Iron ore futures surged more than 5 per cent to hit the highest level since 2014 on concerns that the increasingly severe crisis at top producer Vale SA will curtail global supplies, tightening the seaborne market and offsetting the impact of a slowdown in China, the largest importer.
Vale invoked forcemajeure earlier this week after a judge forced it to suspend some operations at its Brucutu mine in Brazil — a move it said would result in an annual production loss of 30 million tonnes. That’s on top of an earlier reduction of 40 mt following a deadly dam burst. In addition, Vale’s licence to operate a dam at Brucutu was revoked by a state regulator.
Iron ore has been supercharged since late January after the Brazil dam-burst, which killed at least 150 people and rattled the mining industry.
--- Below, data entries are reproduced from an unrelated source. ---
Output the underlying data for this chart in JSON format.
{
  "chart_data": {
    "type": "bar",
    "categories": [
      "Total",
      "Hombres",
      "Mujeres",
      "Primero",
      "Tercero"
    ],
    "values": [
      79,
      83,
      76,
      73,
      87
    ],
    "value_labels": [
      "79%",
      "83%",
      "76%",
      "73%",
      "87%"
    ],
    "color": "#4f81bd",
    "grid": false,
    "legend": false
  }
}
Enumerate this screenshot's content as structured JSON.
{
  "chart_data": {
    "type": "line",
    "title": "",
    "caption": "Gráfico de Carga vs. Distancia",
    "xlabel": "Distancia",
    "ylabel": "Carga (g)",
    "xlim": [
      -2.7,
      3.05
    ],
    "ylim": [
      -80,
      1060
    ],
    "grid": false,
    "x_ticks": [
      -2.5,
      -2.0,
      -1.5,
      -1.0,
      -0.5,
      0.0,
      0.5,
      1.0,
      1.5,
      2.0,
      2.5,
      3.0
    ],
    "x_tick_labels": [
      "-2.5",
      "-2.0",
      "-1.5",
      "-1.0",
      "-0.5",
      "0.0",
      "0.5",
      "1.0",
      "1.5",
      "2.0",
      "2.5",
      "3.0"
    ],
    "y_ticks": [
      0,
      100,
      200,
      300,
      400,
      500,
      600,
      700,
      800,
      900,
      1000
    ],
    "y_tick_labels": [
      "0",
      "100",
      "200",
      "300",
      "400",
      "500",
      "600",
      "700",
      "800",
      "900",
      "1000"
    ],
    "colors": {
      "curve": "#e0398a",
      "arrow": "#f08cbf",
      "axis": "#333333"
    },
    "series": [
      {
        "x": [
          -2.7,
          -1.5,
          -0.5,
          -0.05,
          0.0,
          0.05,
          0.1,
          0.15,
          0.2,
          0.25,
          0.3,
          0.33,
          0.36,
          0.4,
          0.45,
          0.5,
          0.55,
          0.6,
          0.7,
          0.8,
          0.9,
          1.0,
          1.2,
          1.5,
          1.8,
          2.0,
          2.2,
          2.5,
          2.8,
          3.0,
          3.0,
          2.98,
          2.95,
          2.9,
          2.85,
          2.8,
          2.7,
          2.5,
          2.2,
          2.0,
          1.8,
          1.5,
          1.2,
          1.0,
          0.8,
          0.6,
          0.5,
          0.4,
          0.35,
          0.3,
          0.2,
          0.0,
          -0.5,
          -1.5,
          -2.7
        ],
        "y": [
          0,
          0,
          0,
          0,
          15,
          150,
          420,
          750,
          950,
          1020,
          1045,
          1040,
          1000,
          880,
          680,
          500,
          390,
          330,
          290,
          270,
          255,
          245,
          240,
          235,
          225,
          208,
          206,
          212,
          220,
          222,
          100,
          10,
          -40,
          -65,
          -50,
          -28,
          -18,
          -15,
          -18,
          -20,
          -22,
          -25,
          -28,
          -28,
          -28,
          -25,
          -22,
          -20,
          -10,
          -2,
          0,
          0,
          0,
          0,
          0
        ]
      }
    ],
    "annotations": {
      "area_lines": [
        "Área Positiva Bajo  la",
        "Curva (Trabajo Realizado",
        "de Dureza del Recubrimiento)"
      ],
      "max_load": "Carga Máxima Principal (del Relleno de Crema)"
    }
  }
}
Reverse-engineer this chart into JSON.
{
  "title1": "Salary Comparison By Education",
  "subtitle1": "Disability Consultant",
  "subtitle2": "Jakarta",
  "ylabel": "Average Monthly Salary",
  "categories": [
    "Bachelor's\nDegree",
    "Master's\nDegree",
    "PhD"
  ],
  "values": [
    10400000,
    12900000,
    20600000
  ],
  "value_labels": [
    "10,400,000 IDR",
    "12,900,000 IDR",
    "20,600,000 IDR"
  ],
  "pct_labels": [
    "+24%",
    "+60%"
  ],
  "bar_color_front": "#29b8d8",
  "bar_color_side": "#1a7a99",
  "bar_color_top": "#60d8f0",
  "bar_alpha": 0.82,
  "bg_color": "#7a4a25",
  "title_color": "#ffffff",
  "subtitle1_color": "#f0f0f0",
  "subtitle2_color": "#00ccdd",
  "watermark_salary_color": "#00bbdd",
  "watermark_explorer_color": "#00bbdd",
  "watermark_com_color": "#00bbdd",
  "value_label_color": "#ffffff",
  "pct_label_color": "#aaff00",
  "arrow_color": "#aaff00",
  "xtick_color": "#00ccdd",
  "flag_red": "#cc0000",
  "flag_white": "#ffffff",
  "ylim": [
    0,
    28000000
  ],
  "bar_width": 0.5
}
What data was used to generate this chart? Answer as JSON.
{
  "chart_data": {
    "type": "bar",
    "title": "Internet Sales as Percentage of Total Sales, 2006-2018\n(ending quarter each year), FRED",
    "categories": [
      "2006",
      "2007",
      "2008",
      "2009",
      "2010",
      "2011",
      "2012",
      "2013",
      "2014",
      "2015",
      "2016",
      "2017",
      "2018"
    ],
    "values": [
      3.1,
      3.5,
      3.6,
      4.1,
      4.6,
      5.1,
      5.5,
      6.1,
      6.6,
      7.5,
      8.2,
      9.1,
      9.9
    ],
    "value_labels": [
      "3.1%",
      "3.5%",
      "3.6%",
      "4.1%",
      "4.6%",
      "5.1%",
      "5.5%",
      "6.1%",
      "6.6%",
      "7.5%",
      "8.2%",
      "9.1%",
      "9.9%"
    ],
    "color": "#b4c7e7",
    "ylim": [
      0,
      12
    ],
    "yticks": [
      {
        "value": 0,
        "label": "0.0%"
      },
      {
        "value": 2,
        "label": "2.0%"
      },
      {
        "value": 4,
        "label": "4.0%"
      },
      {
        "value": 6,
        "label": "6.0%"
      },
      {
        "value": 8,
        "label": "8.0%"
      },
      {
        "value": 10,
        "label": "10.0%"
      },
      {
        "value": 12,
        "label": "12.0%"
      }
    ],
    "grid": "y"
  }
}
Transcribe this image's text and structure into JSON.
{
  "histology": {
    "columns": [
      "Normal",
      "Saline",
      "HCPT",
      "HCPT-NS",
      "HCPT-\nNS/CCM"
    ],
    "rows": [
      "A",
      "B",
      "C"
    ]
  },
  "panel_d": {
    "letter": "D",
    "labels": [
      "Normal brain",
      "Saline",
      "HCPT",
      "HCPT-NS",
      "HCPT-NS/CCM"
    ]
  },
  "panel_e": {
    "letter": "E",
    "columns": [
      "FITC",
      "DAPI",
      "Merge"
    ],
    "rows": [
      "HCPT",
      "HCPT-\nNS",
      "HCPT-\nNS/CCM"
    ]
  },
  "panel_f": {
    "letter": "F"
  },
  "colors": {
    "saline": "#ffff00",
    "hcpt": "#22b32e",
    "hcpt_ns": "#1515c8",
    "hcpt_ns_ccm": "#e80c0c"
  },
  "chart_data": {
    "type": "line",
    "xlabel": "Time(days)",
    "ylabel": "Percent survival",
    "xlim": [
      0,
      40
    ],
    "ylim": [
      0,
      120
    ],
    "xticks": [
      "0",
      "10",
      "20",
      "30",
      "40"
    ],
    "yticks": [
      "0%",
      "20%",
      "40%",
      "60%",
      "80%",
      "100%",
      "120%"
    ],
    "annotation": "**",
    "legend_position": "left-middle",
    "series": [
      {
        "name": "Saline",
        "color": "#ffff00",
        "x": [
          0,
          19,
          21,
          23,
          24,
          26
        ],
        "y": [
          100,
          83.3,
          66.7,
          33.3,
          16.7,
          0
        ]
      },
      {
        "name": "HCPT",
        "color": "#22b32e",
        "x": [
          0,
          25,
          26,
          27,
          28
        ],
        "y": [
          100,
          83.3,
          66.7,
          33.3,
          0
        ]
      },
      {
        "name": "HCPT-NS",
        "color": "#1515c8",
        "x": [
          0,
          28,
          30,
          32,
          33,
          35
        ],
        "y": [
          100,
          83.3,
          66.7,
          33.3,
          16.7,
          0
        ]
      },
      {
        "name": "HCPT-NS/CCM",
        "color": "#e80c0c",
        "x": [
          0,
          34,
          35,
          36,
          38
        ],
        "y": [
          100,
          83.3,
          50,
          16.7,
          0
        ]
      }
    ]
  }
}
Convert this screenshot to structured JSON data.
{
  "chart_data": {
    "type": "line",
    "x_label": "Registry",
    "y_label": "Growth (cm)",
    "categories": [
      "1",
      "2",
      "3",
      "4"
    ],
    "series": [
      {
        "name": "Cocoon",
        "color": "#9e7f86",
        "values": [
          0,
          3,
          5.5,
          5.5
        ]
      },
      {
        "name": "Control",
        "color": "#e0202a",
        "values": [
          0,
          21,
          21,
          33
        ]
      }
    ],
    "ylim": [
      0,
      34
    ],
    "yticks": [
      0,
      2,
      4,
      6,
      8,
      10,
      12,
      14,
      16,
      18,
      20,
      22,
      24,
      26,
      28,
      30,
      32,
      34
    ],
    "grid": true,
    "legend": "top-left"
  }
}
As the crisis has intensified, banks have raised their price forecasts, with Citigroup Inc boosting its 2019 estimate 40 per cent to $88 a tonne and raising the possibility that the disruption to Vale’s operations will worsen and could last for years.
Futures advanced 5.8 per cent to $94 a tonne in Singapore, the highest since August 2014. So far this week, prices are 8.9 per cent higher after surging 14 per cent last week.
Goldman Sachs Group Inc warned that there would be “significant disruption” to Brazilian supplies in the near term, and prices are expected to be elevated and volatile as production elsewhere cannot be adjusted quickly enough to offset shortages.